Reviews & Features

15 Used SUVs and Crossovers You Should Avoid Buying at All Costs


After we recently brought you the list of used trucks you might want to avoid, we’re now moving onto SUVs. Although the mentioned trucks list did ruffle a few feathers, this doesn’t mean all of them are bad. Only a few rotten model years. And we simply had to list every manufacturer in order to give you the best possible scope of the situation. Again; this doesn’t mean every pickup truck out there is bad. You should just be extra vigilant if you’re shopping for the ones (model years) listed there.

Now that that’s settled, here’s what we’ll do with this one. Since there are much more SUVs in general, we won’t be able to list all the makes currently out there, let alone those that have been discontinued. This is why we’ll only list really dodgy SUV model years that have suffered from well documented defects. Moreover, we’re only taking the last 15 years or so into account. Buying a used car is always a risk, but buying a nineties or older used car is even more so, and there’s no universal warning that can prepare you for what’s coming if you decide to tread that path.

Buick Enclave

Years: 2008-2009

Buick Enclave was all new back then, and it replaced both the Rendezvous and Rainier SUVs. It was a step in the right direction for Buick who desperately needed something modern in their lineup. However, GM-Ford 6T75 automatic transmission didn’t really match Enclave’s enthusiasm. 2008 and 2009 model years are probably the ones you’d like to avoid, even though most of them are supposed to be fixed by now.
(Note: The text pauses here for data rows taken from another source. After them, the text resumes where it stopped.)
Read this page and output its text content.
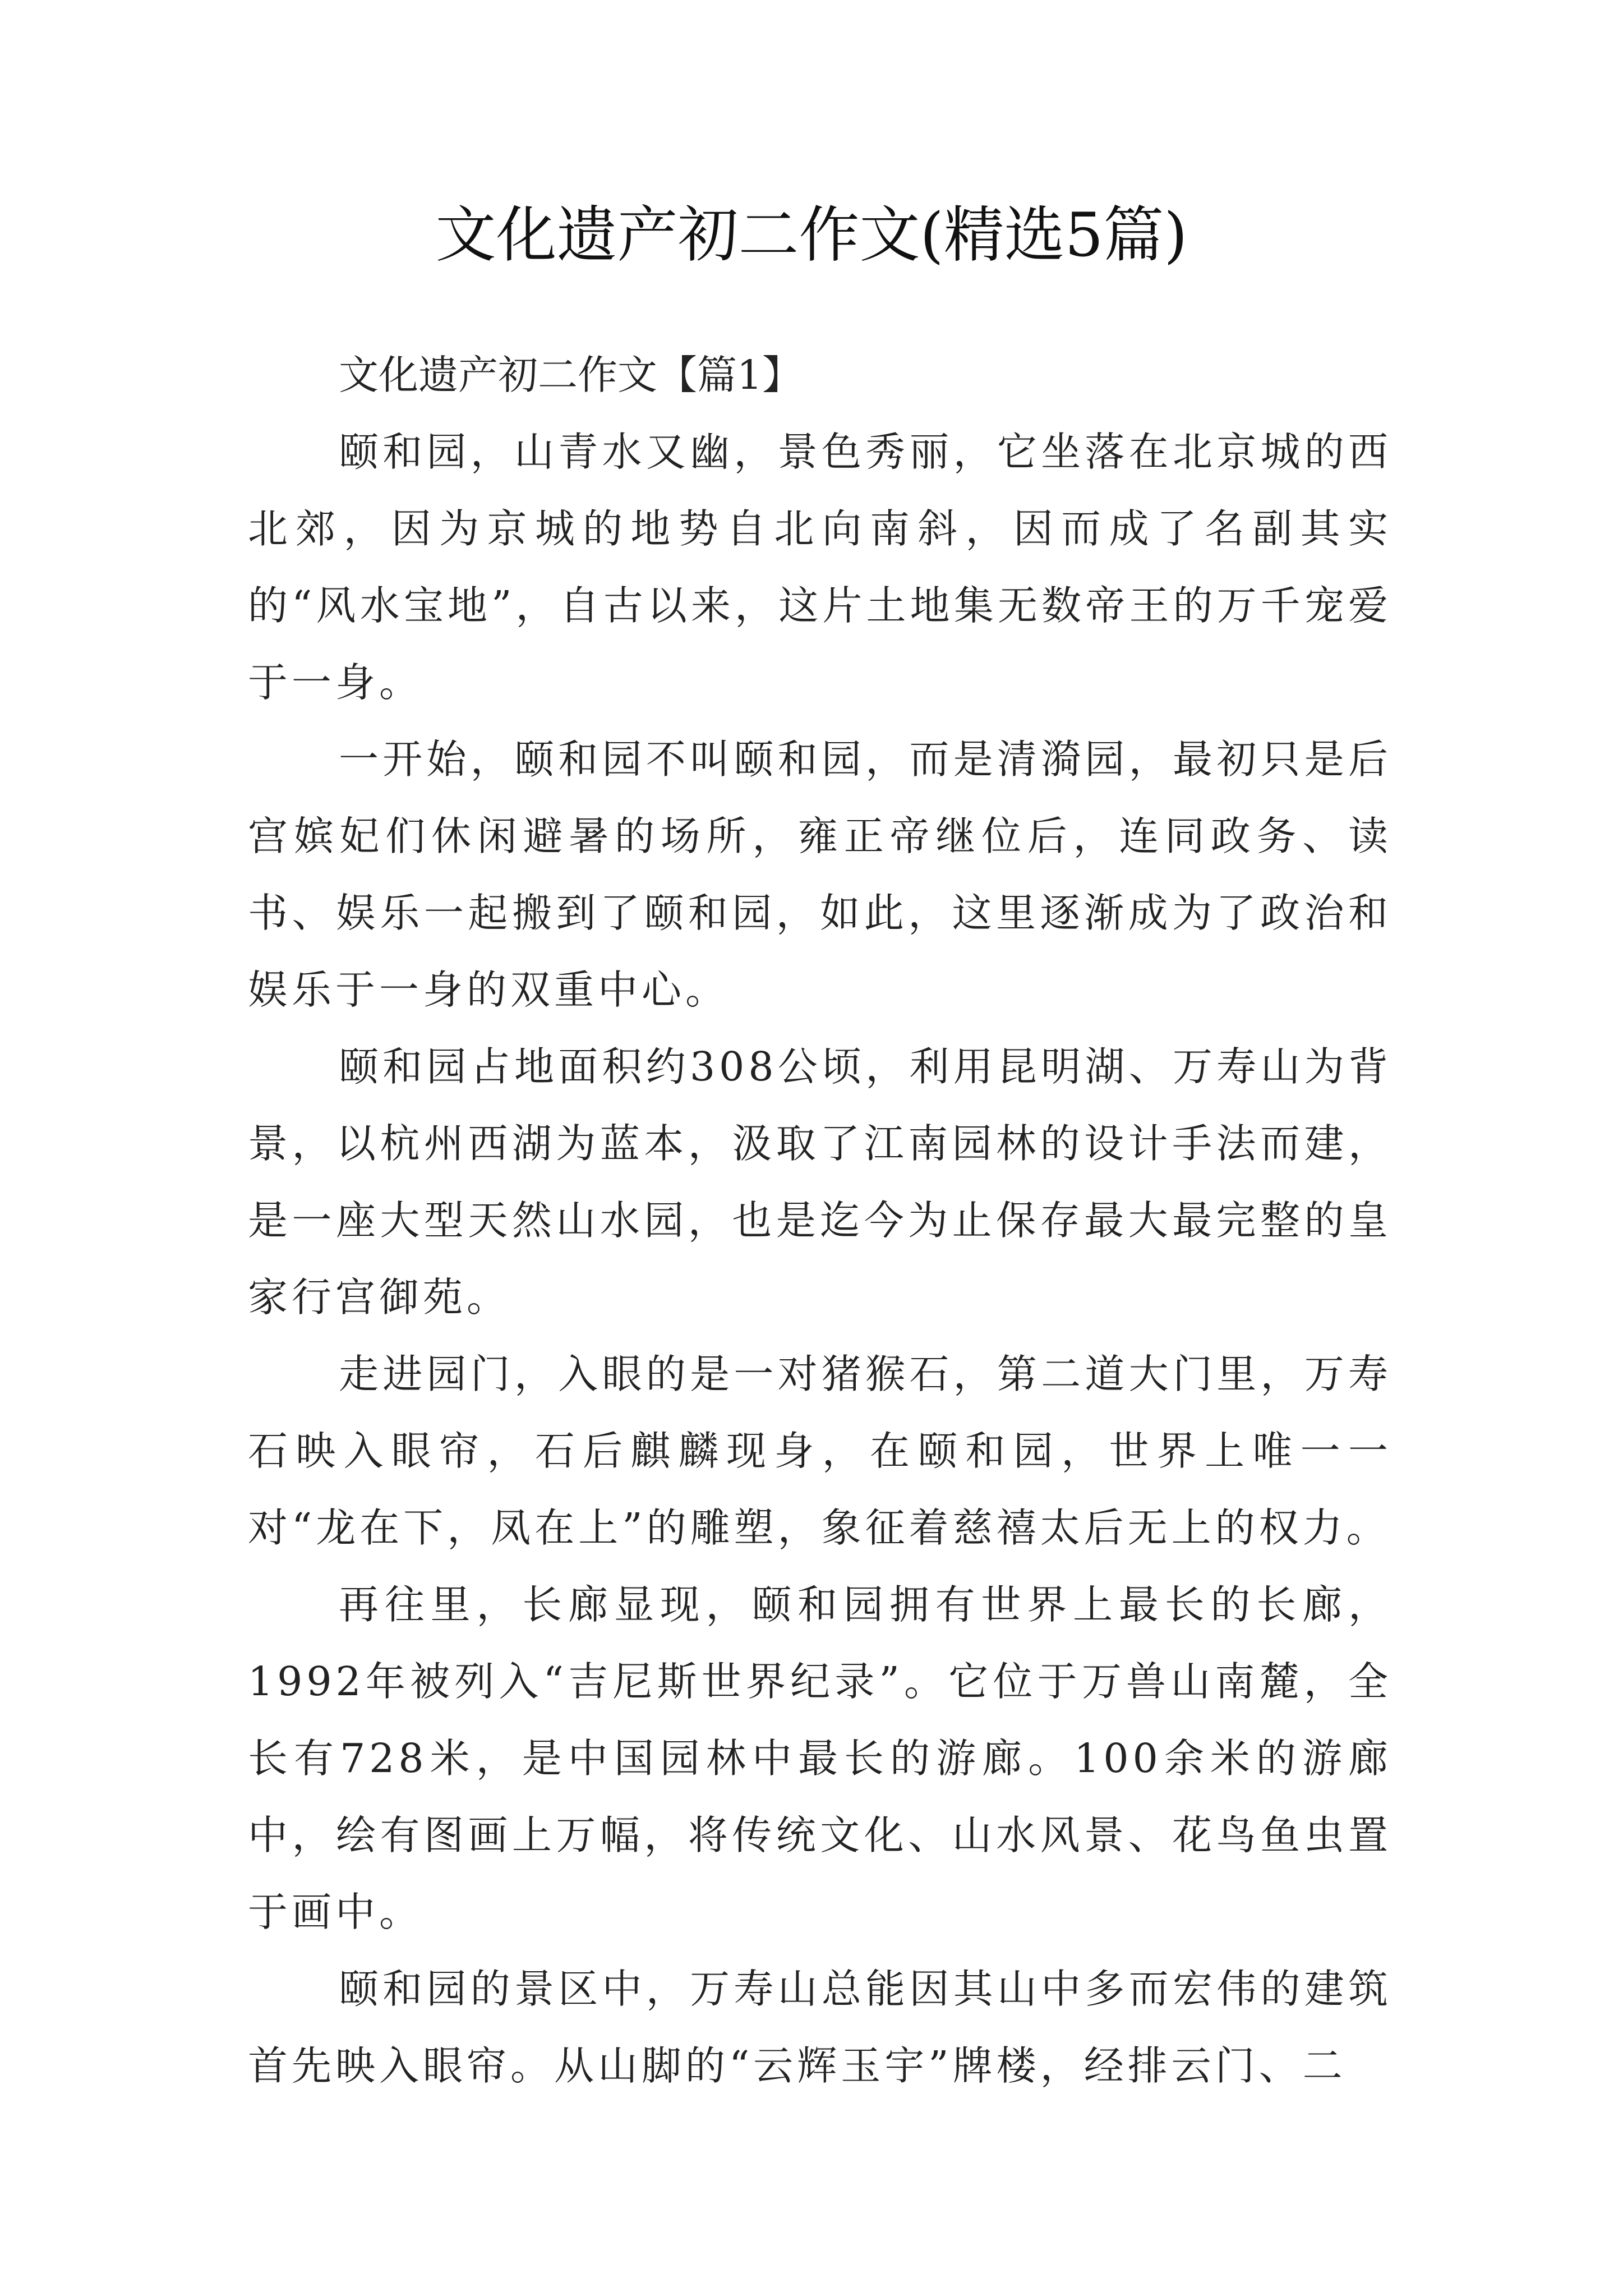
文化遗产初二作文(精选5篇)
文化遗产初二作文【篇1】

颐和园，山青水又幽，景色秀丽，它坐落在北京城的西北郊，因为京城的地势自北向南斜，因而成了名副其实的“风水宝地”，自古以来，这片土地集无数帝王的万千宠爱于一身。

一开始，颐和园不叫颐和园，而是清漪园，最初只是后宫嫔妃们休闲避暑的场所，雍正帝继位后，连同政务、读书、娱乐一起搬到了颐和园，如此，这里逐渐成为了政治和娱乐于一身的双重中心。

颐和园占地面积约308公顷，利用昆明湖、万寿山为背景，以杭州西湖为蓝本，汲取了江南园林的设计手法而建，是一座大型天然山水园，也是迄今为止保存最大最完整的皇家行宫御苑。

走进园门，入眼的是一对猪猴石，第二道大门里，万寿石映入眼帘，石后麒麟现身，在颐和园，世界上唯一一对“龙在下，凤在上”的雕塑，象征着慈禧太后无上的权力。

再往里，长廊显现，颐和园拥有世界上最长的长廊，1992年被列入“吉尼斯世界纪录”。它位于万兽山南麓，全长有728米，是中国园林中最长的游廊。100余米的游廊中，绘有图画上万幅，将传统文化、山水风景、花鸟鱼虫置于画中。

颐和园的景区中，万寿山总能因其山中多而宏伟的建筑首先映入眼帘。从山脚的“云辉玉宇”牌楼，经排云门、二
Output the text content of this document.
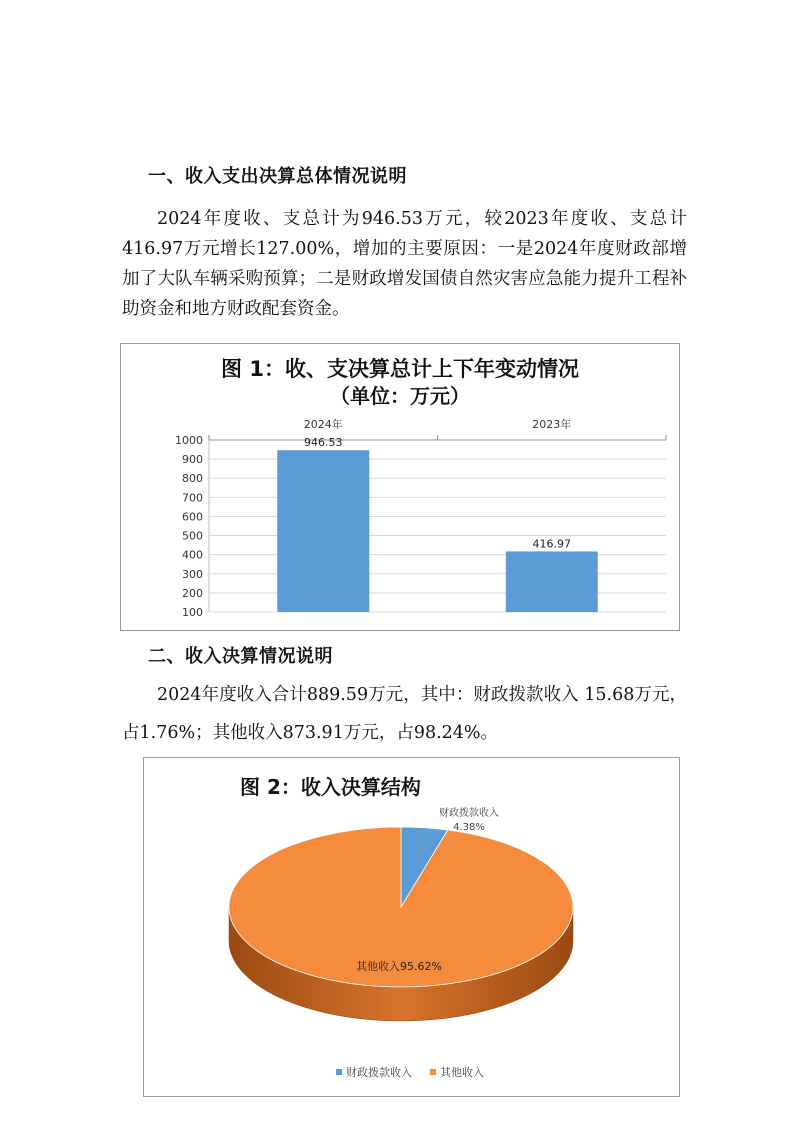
一、收入支出决算总体情况说明
2024年度收、支总计为946.53万元，较2023年度收、支总计416.97万元增长127.00%，增加的主要原因：一是2024年度财政部增加了大队车辆采购预算；二是财政增发国债自然灾害应急能力提升工程补助资金和地方财政配套资金。
图 1：收、支决算总计上下年变动情况
（单位：万元）
100
200
300
400
500
600
700
800
900
1000
2024年
946.53
2023年
416.97
二、收入决算情况说明
2024年度收入合计889.59万元，其中：财政拨款收入 15.68万元，占1.76%；其他收入873.91万元，占98.24%。
图 2：收入决算结构
财政拨款收入
4.38%
其他收入95.62%
财政拨款收入	其他收入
Still, you never know, so ask for relevant recall paperwork or licensed mechanic’s receipt if you really must shop for ’08 or ’09 Enclave.

For starters, transmission was misprogrammed from the beginning leading to strange behavior like improper shifts and high rpm count at cruising speeds which, in turn lead to lousy mpg rates. Then, there was the issue with the shift cable adjustment clip which wasn’t fully engaged. In other words, the lever and the actual position of the gear sometimes didn’t match. This means a driver could have put the shifter in park, but the vehicle would have stayed in drive. I’m not saying it’s the GM’s fault, but the industry’s fault in general. We have lost a prominent young actor Anton Yelchin due to the similar issue this year. How many more lives need to be forfeited before this transmission issue is finally addressed properly?!